La tradition la plus ancienne montre que les Psaumes de Salomon et les Odes ont été réunis en un seul livre dès le IIIe siècle de notre ère, alors qu’ils n’ont pas la même origine ni la même date de rédaction : les 18 Psaumes de Salomon sont d’origine juive, sans doute écrits primitivement en hébreu à Jérusalem vers la fin du Ier s., puis traduits en grec et en syriaque ; les 42 Odes de Salomon doivent avoir été composées à Edesse dans la seconde moitié du IIe s. Elles ne sont conservées que par deux manuscrits syriaques lacunaires, dont les témoins ont été trouvés en Irak et en Egypte chez les syriens jacobites et partiellement en copte dans la Pistis sophia. Tout comme l’œuvre d’Aphraate, ces textes ont disparu et ne sont réapparus qu’au XXe siècle. Ils ont subi le sort de presque toutes les œuvres qui parlent un langage qui paraît anachronique : dans une société ecclésiastique structurée, leur étrangeté apparente face aux définitions conciliaires garanties par l’autorité impériale, leur non-conformité à la philosophie et à la théologie dominante ont conduit à leur élimination matérielle. On a même mutilé les derniers feuillets de la Bible d’Alexandrie (l’Alexandrinus, Ve s.). Les œuvres d’Irénée de Lyon – aujourd’hui considéré comme le principal témoin du IIe siècle chrétien – ne sont réaparues qu’au XIXe siècle, en latin, en arménien et en syriaque. Le Diatessaron de Tatien, présentant les quatre évangiles en un seul livre, pourtant utilisé par Aphraate, commenté par Éphrem et qui fut en grand honneur dans toute l’Église de Syrie, fut banni et détruit dès le Ve siècle par Rabboula d’Édesse (†435), et Théodoret de Cyr en fit brûler plus de deux cents exemplaires. Il n’en reste que des traces. Pour les Psaumes et les Odes de Salomon, ce sont ces traces infimes que j’ai tenté de déceler et de décrypter, avec le plus d’esprit critique possible…

Une question plus personnelle peut-être. Ayant été si longtemps en proximité avec ces diverses communautés humaines et spirituelles du Proche-Orient ancien, quel est votre regard sur l’évolution actuelle de ce monde qu’on appelait le Levant ?
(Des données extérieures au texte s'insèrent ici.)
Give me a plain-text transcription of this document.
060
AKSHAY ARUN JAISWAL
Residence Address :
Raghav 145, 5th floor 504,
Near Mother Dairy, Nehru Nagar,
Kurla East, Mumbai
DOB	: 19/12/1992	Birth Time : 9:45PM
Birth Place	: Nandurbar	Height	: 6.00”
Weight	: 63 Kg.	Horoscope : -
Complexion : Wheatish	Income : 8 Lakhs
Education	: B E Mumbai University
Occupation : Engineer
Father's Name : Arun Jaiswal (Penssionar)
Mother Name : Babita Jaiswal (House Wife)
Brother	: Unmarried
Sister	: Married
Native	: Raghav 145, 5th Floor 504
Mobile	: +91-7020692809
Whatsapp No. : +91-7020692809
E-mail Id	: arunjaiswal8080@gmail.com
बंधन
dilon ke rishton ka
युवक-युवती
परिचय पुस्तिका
La seule chose que je sache vraiment, c’est que mieux on connaît et moins on ose porter de jugements ! Que ce soit sur Israël (dont le Président n’est guère recommandable, mais avons-nous le droit de juger les autres, alors que nos propres démocraties sont dans une situation déliquescente ?), que ce soit sur la question palestinienne ou sur la situation des autres pays du Proche et du Moyen-Orient, nous n’avons pas les outils qui nous permettraient de comprendre et encore moins de nous faire une opinion sensée. Notre rôle est de faire de notre mieux pour accueillir les immigrés et les persécutés dont beaucoup ont perdu des proches… Contrairement à ce que l’on entend dire fréquemment, bon nombre de réfugiés enrichissent notre pays, car ils ont une bonne formation de base, et ils connaissent les langues mieux que la majorité des français… En outre, beaucoup ont le souci de faire survivre leur riche tradition chrétienne dans sa langue de transmission, et leur présence comme communauté culturelle justifie la perpétuation de nos directions d’études et de la recherche universitaire.